A eleição na criação e a promessa de
Deus
A criação revela o desejo de Deus de
se comunicar com o ser humano, pode-se afirmar que esse primeiro movimento de
Deus ao encontro da humanidade é uma eleição. O primeiro casal Adão e Eva,
representantes da humanidade são agraciados com o desejo divino de se
relacionar com eles, isto se torna claro quando é dito em Gn 3,8 que Deus
passeava no jardim todas as tardes, esse era o momento do encontro com o
primeiro casal.
Adão e Eva poderiam usufruir
livremente de tudo que havia no jardim, mas, havia um limite, uma espécie de
cláusula dessa aliança, estava vedado o acesso a árvore do conhecimento do bem
e do mal. Quando eles quebram esse contrato, a aliança é rompida e eles são
expulsos do jardim.
No episódio do dilúvio quando Deus
decide destruir o mundo por causa do pecado da humanidade, encontra um homem
justo, Noé e resolve poupá-lo juntamente com sua família e representantes das
espécies animais. Em Gn 9,8 Deus estabelece uma aliança com Noé e sua família e
também com todos os seres da criação, o sinal da aliança é o arco na nuvem.

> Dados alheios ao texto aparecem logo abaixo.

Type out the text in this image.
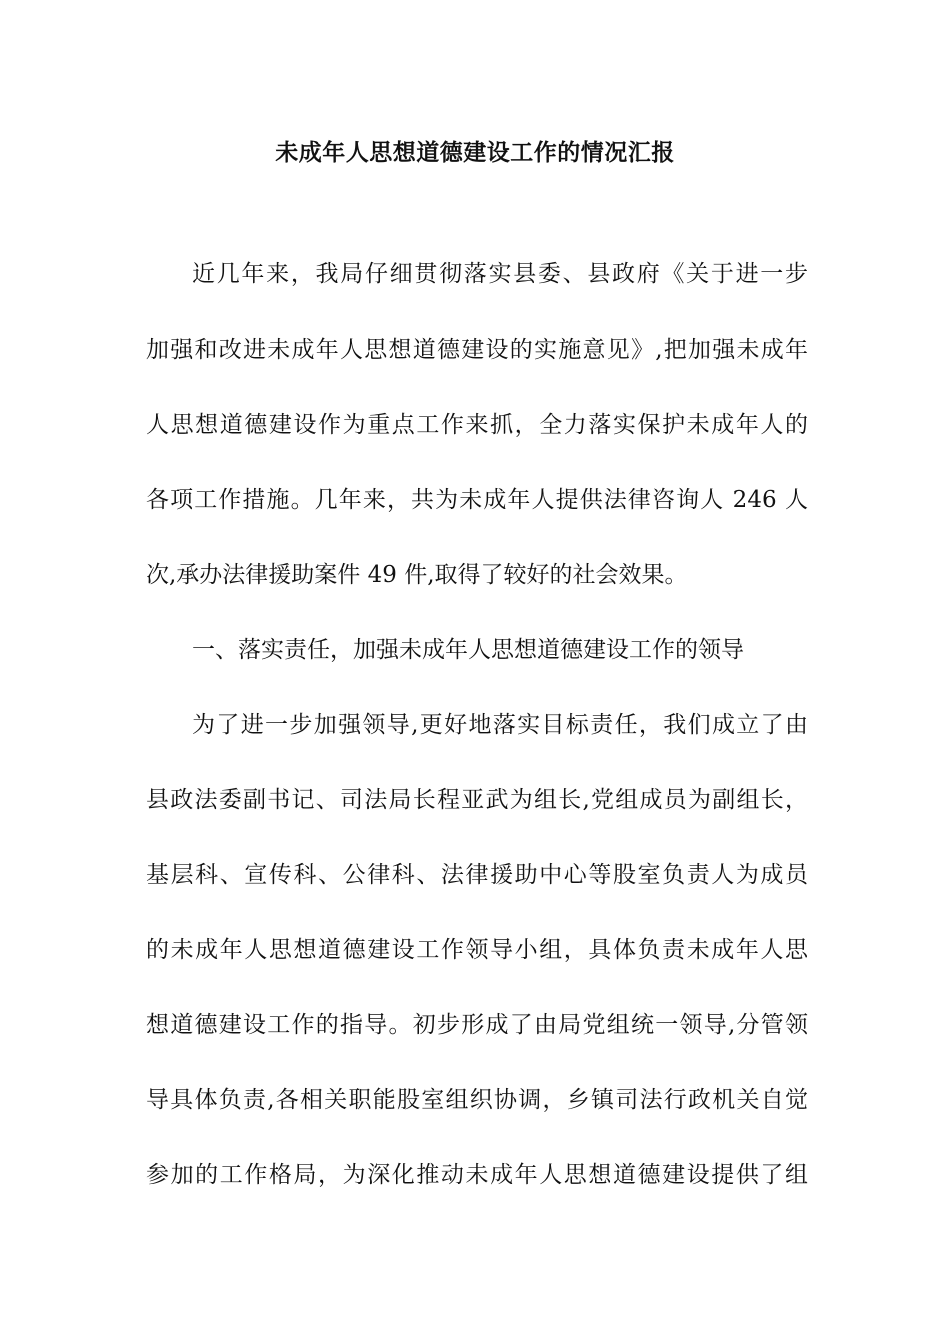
未成年人思想道德建设工作的情况汇报

近几年来，我局仔细贯彻落实县委、县政府《关于进一步

加强和改进未成年人思想道德建设的实施意见》,把加强未成年

人思想道德建设作为重点工作来抓，全力落实保护未成年人的

各项工作措施。几年来，共为未成年人提供法律咨询人 246 人

次,承办法律援助案件 49 件,取得了较好的社会效果。

一、落实责任，加强未成年人思想道德建设工作的领导

为了进一步加强领导,更好地落实目标责任，我们成立了由

县政法委副书记、司法局长程亚武为组长,党组成员为副组长，

基层科、宣传科、公律科、法律援助中心等股室负责人为成员

的未成年人思想道德建设工作领导小组，具体负责未成年人思

想道德建设工作的指导。初步形成了由局党组统一领导,分管领

导具体负责,各相关职能股室组织协调，乡镇司法行政机关自觉

参加的工作格局，为深化推动未成年人思想道德建设提供了组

Essa aliança parece não se restringir somente a família de Noé em Gn 9,17, é
dito que essa aliança é eterna, abrange os seres humanos e toda a criação,
todos os seres vivos.
Logo depois entrará em cena outro
personagem importante, é com Abraão que se tem essa noção de eleição
concretizada. Deus chama Abraão e lhe diz que sua vida será modificada. Ele é
eleito para dar início a uma longa jornada com Deus para originar um povo. A
partir de Abraão nascerá um povo que se tornará conhecido como povo eleito (MCKENZIE, 1983, p. 271).
A libertação do Egito início de uma
caminhada
Na narrativa do livro do Êxodo com a
toda a trajetória de sofrimento e exploração sofrida pelos descendentes de
Abraão novamente Deus reaparece e relembra sua escolha desse grupo. Com o
reconhecimento dessa escolha, Deus decidiu através de Moisés libertar esse povo
da escravidão.
É no livro do Êxodo 19 que teremos a
celebração dessa aliança no monte Sinai, esse povo eleito trava com Deus uma
relação que será diferente a partir de então. O povo, chamado povo de Israel, deverá
cumprir as normas e estatutos e viver como povo eleito, segundo o livro do
Deuteronômio. O texto bíblico nos apresenta essa escolha de Israel e nos revela
os critérios dessa eleição. Só será possível compreender esse tema da eleição
se esse olhar se volta-para o momento em que as tradições do povo de Israel se
tornaram livro. Sabe-se que a bíblia nasce como livro no exílio, quando as
diversas tradições orais começaram a ser compiladas.
A teologia da eleição é recente pode
ser datada entre os séc. VIII ou VII a.C. (MACKENZIE, 1983, p. 271). Na crise
de fé vivida nesse período é o momento oportuno para aquele grupo repensar sua
relação com Deus. Certamente a experiência de libertação do Egito era
inspiradora para os exilados que perderam sua terra e estão novamente vivendo
em terra estrangeira. No livro do Dt 7,7-11 o autor afirma que a eleição divina
é gratuita não é por ser o mais numeroso dos povos que Israel foi escolhido, certamente
não foi por ser o mais obediente.
Por que Deus escolheu Israel
A eleição divina não pode ser vista
como privilégio, Israel foi escolhido para manifestar perante os outros povos a
Deus através de uma conduta de vida diferente das nações que vivem ao seu redor,
especialmente os cananeus, eles são o povo consagrado, apartado dos outros
povos (LÓPEZ, 1989, p. 24). Sabe-se, no entanto que a compreensão do sentido da
eleição vai se modificando ao longo do tempo.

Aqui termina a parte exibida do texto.